R Seetharaman

The 20th World Petroleum Congress is being held in Doha from December 4 to 8 at the QNCC. It is the first time ever that a Middle East nation is hosting this biggest event in the World Energy Sector.
Over 5,000 delegates are expected to participate making it the biggest ever congress conducted. Over 50 ministers from various countries are expected to participate and over 500 speakers are expected to address the gathering including top diplomats and CEOs.
Speaking in this regard, R Seetharaman, Doha Bank Group Chief Executive Officer said, “The WPC will showcase the future scope of Qatar’s energy sector. Being held at QNCC, which is the world’s first ever facility to be Gold Accredited by US Green Building Council it will focus on various themes such as exploration, innovative technologies, complementary energy sources and sustainability commitment on environment, education and governance. It is a carbon neutral event emphasising Qatar Green Economy Initiatives.
“Over 60 countries including the Opec and non-Opec nations are participating in this congress. Ahead of the Opec meeting scheduled at Vienna in December 2011 the WPC has significant relevance in the present global scenario. WPC is also developing a sustainable energy sector and has entered into agreement with Qatar Foundation on recycling techniques.”
 Seetharaman also shared his outlook on the global energy markets. “World oil-consumption- GDP is expected to grow by 3.1% in 2012, compared with 3.5% in 2011. Downside risks predominate, as fears persist about the rate of global economic recovery, contagion effects of the debt crisis in the European Union, and other fiscal issues facing national governments. World consumption will grow by 1.32mn bpd to 88.4mn bpd this year, and by a further 1.44mn bpd in 2012.
“OECD countries’ total oil demand is estimated to decline by 0.59% in 2011.The non-OECD countries are expected to account for all of the world’s growth over the next two years, with the largest contributions coming from China, the Middle East, and Brazil. Projected Opec crude oil production is expected to increase by 0.5 in 2011 and 1.1mn bpd by 2012. Non-Opec supply in 2011 is forecast to increase by 0.2mn bpd and by 0.8mn bpd in 2012.
“Brazil, Canada, Colombia, the US, Ghana, and Russia are expected to be the main contributors to next year’s growth, while Norway, UK, and  Mexico are anticipated to experience the largest declines. Brent crude has averaged over $111 a barrel this year, up from just over $80 in 2010, adding to manufacturing costs and leaving consumers with less disposable income – a sustained price between $70 and $80 is expected to stabilise in the present global conditions,” he said.
The Doha Bank CEO also gave an insight into the various investment projects in line in the oil and gas sector.

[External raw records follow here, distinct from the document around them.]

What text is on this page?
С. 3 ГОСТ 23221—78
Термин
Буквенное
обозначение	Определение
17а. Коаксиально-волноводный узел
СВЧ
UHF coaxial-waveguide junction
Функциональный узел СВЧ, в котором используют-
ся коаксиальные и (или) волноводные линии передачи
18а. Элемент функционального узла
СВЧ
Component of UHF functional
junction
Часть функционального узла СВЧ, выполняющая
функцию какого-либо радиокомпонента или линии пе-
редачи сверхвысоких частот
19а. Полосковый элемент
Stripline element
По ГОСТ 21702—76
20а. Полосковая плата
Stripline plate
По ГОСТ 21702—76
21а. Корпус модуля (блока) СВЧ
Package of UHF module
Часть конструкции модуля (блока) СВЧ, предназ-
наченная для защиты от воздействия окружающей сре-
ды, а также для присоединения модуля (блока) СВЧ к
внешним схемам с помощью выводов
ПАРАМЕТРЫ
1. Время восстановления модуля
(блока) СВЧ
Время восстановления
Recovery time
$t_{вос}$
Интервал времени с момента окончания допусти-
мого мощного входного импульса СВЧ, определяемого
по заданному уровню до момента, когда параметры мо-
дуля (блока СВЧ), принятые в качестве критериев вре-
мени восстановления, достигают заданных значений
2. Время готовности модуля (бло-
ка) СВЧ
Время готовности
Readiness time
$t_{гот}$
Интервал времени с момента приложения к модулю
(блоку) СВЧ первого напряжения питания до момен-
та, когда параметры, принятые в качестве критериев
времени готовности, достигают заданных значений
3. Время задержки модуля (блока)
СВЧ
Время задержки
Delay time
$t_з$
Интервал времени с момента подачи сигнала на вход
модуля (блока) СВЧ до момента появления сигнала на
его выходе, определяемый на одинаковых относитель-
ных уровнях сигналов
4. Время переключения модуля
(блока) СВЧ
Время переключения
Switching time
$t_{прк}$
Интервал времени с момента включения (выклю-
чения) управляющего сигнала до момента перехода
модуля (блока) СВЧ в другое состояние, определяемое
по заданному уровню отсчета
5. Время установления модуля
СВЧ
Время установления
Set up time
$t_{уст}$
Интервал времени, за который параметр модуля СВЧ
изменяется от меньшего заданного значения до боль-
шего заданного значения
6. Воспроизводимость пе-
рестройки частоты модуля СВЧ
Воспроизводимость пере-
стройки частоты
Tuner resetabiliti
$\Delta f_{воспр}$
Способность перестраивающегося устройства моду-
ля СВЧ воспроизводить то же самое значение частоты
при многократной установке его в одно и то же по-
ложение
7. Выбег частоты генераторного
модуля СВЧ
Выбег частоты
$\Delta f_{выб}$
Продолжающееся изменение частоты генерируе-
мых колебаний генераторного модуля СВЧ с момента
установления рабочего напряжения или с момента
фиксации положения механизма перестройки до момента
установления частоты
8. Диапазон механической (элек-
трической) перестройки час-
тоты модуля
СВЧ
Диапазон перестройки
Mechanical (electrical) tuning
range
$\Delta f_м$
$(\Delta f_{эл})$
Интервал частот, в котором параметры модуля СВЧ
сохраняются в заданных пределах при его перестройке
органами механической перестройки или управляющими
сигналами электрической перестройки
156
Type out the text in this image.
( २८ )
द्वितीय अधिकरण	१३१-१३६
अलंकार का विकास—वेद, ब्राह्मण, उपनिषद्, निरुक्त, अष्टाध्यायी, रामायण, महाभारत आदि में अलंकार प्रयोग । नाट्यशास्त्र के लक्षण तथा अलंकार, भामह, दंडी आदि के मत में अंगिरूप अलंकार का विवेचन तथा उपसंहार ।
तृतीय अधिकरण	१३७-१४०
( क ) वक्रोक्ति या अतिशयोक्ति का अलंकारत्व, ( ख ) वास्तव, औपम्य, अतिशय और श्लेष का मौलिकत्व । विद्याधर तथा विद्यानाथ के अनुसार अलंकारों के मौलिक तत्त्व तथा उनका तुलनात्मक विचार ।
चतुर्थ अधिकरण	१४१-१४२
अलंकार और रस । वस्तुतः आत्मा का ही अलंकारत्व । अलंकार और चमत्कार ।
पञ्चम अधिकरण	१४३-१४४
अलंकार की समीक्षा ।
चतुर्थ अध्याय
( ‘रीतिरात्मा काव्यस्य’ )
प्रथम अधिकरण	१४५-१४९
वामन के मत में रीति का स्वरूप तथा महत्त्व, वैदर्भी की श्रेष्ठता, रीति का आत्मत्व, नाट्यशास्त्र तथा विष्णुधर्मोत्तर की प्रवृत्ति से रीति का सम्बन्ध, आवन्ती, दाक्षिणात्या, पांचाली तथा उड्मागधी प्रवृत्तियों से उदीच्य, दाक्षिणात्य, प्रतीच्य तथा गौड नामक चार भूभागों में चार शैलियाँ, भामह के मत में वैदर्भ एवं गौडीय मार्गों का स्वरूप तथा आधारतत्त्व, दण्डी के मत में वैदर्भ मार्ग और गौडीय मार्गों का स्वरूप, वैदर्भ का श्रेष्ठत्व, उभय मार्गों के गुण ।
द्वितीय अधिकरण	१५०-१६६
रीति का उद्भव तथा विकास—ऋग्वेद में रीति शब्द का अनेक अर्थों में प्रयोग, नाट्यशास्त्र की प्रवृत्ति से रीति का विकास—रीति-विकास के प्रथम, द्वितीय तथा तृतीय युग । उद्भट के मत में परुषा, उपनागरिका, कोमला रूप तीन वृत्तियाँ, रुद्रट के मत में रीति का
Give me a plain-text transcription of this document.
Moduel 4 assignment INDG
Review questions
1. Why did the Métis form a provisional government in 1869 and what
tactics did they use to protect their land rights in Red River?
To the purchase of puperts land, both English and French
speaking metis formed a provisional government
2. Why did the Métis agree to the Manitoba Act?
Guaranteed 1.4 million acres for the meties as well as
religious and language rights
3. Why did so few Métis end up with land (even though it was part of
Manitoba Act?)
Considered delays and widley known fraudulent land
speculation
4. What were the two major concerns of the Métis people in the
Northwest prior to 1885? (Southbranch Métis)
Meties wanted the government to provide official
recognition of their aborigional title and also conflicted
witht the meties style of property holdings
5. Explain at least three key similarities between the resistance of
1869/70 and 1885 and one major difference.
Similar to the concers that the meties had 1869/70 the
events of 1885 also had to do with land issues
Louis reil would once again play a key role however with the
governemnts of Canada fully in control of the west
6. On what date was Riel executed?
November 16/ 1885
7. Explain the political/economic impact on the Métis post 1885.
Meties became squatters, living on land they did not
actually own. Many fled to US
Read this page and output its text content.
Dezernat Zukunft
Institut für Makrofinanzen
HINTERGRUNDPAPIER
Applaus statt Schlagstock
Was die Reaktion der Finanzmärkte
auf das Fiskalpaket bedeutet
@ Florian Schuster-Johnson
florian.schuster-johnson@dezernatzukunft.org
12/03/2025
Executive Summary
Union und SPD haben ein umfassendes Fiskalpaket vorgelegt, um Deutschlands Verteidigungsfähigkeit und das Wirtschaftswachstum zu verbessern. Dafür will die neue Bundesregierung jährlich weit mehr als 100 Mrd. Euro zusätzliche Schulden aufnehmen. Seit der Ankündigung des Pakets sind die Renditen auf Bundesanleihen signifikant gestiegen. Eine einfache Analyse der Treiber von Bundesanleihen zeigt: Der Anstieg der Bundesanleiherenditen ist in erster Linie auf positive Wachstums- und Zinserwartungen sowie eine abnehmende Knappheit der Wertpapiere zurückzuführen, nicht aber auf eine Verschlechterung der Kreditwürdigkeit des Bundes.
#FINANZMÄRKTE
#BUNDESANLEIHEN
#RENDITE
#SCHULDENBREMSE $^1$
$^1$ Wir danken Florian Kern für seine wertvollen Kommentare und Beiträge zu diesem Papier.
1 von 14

“Opec would spend $155bn on projects coming on stream between 2010 and 2014 and Opec is planning almost 132 projects for 2011-15 projected at an investment figure of close to $300bn. Huge investments are being made to maintain existing fields and infrastructure, develop new capacity, build pipelines and terminals, construct refineries and expand sea transportation fleets. Opec countries’ varying spare capacity is set to double in four years when it will reach 8mn bpd.”
Pointing out the significant developments in the GCC energy sector, Seetharaman highlighted the major projects underway such as the Saudi Aramco and the Japanese refining company Showa Shell pilot solar power plant, Kuwait Solar Power project, Qatar’s 12 fully solar-powered stadiums which is one of the most ambitious alternative energy projects in the region, Masdar, the Abu Dhabi government-backed renewable energy company wind turbine facility and Bahrain ‘hybrid’ power plants for solar and wind energy at a cost of around $8mn. There are various other wind and electrical power projects in the pipeline for GCC.
“Qatar hydrocarbon sector is also experiencing significant developments and Qatar recently achieved the milestone of 77mn tonnes of LNG. Qatar is to take advantage position in the global energy stage as the world’s largest LNG producer and transhipper.
“We had a significant boost in world energy sector with 1st phase of Pearl GTL being completed. Among other achievements include the four mega liquefaction trains with 100% capacity and RasGas delivering LNG cargo to Turkey. Qatar is also playing an increased role in aiding Japan and the Asia Pacific markets with increased export of natural gas. Qatar’s position is being strengthened to a greater extent with major conferences such as WPC and GECF being held in the country,” Seetharaman said.